La quarantaine comme moyen de détruire la culture

L’une des librairies les plus emblématiques au monde, Shakespeare and Company, a sollicité l’aide de ses clients alors qu’elle se débattait: les ventes ont chuté de près de 80% depuis mars.

Une célèbre librairie parisienne a déclaré aux lecteurs qu’elle traversait une période difficile alors que la psychose virale effrayait les acheteurs. La France devrait imposer une nouvelle quarantaine nationale de quatre semaines alors que le nombre de cas de «coronavirus» continuerait d’augmenter. De vastes zones du pays, dont Paris, ont déjà un couvre-feu nocturne.

«Comme beaucoup d’autres entreprises indépendantes, nous essayons de trouver une issue à un moment où nous étions à perte», a déclaré la direction du magasin dans un e-mail aux clients, ajoutant que «je serais particulièrement reconnaissant pour les nouvelles commandes dans la boutique en ligne de ces qui a les moyens et l’intérêt de le faire ».

Découvert pour la première fois par Sylvia Beach en 1919, cet établissement parisien était fréquenté par des écrivains au début du XXe siècle, dont F.Scott Fitzgerald, Ernest Hemingway, T.S. Eliot et James Joyce.

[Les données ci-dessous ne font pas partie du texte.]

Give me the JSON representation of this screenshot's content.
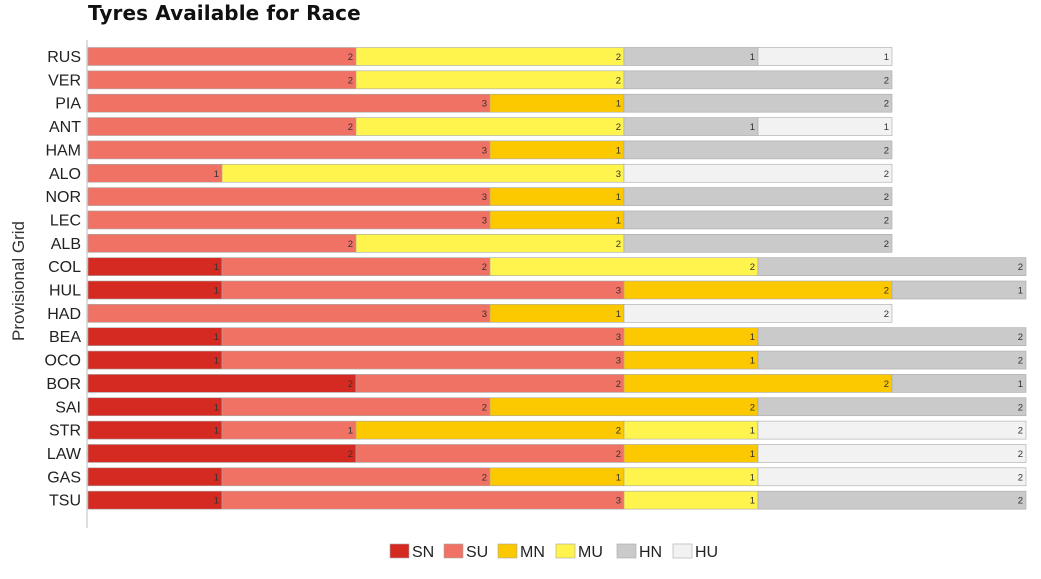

Le magasin fonctionne dans son concept actuel depuis 1951, lorsque George Whitman a pris la relève. À l’époque, les visiteurs comprenaient James Baldwin, Lawrence Durrell, Allen Ginsberg et Anais Nin.

«Nous ne fermons pas les portes, mais nous avons dépensé toutes nos économies», déclare la fille de Whitman, Sylvia Whitman. «Nos ventes ont chuté de 80% depuis le début de la première vague. Nous avons maintenant épuisé tous les fonds des magasins que nous avons eu la chance d’accumuler et nous avons également utilisé le soutien du gouvernement. Mais cela ne couvre pas tous les coûts, y compris les importants arriérés de loyer que nous avons ».

Le magasin a été fermé pendant deux mois lors de la première quarantaine en France, période pendant laquelle il n’a pas vendu de livres en ligne sur recommandation de l’organisation professionnelle Syndicat de la librairie française. Whitman et son équipe attendent le dernier décret du gouvernement français et se préparent à un deuxième arrêt.

«Notre café et notre librairie sont maintenant ouverts, mais il semble que nous devrons fermer les deux parce que les librairies sont considérées comme immatérielles», a déclaré Whitman. « La seule différence est que nous tenons à garder la boutique en ligne ouverte ».

Dans son discours aux acheteurs le 28 octobre, Whitman a déclaré que le magasin était inondé d’offres de soutien et, plus important encore, de commandes, y compris par une pom-pom girl chevronnée qui a passé une commande de 1000 € pour trois abonnements à une offre d’Année de lecture.

«Je pense que cela nous donnera un réel coup de pouce dans le prochain chapitre de notre histoire», a déclaré Whitman. «Avant, nous ne disions rien publiquement, car nous comprenons que tout le monde est dans une situation difficile. Nous voulons simplement demander aux gens de nous aider à faire ce que nous faisons, c’est-à-dire vendre des livres – nous ne voulons pas simplement dire: «Ouvrez votre portefeuille et donnez-nous de l’argent». Nous exhortons: «Regardez, il y a beaucoup de merveilleux livres rares sur nos étagères. Et ce serait formidable si vous pouviez les acheter maintenant ».

L’appel fait suite à un mouvement similaire de la célèbre librairie Strand basée à New York, qui a déclaré que l’impact de Covid-19 signifie que « nous ne pourrons pas survivre à une énorme baisse de fréquentation, une perte presque totale du tourisme ». Nancy Bass-Wyden, propriétaire d’un magasin américain âgé de 93 ans, a déclaré que les revenus étaient en baisse de près de 70% par rapport à 2019 et que «nous sommes maintenant à un point de basculement où notre activité devient volatile». Suite à cet appel, le magasin a reçu 25 000 commandes au cours du week-end, d’une valeur de près de 200 000 $.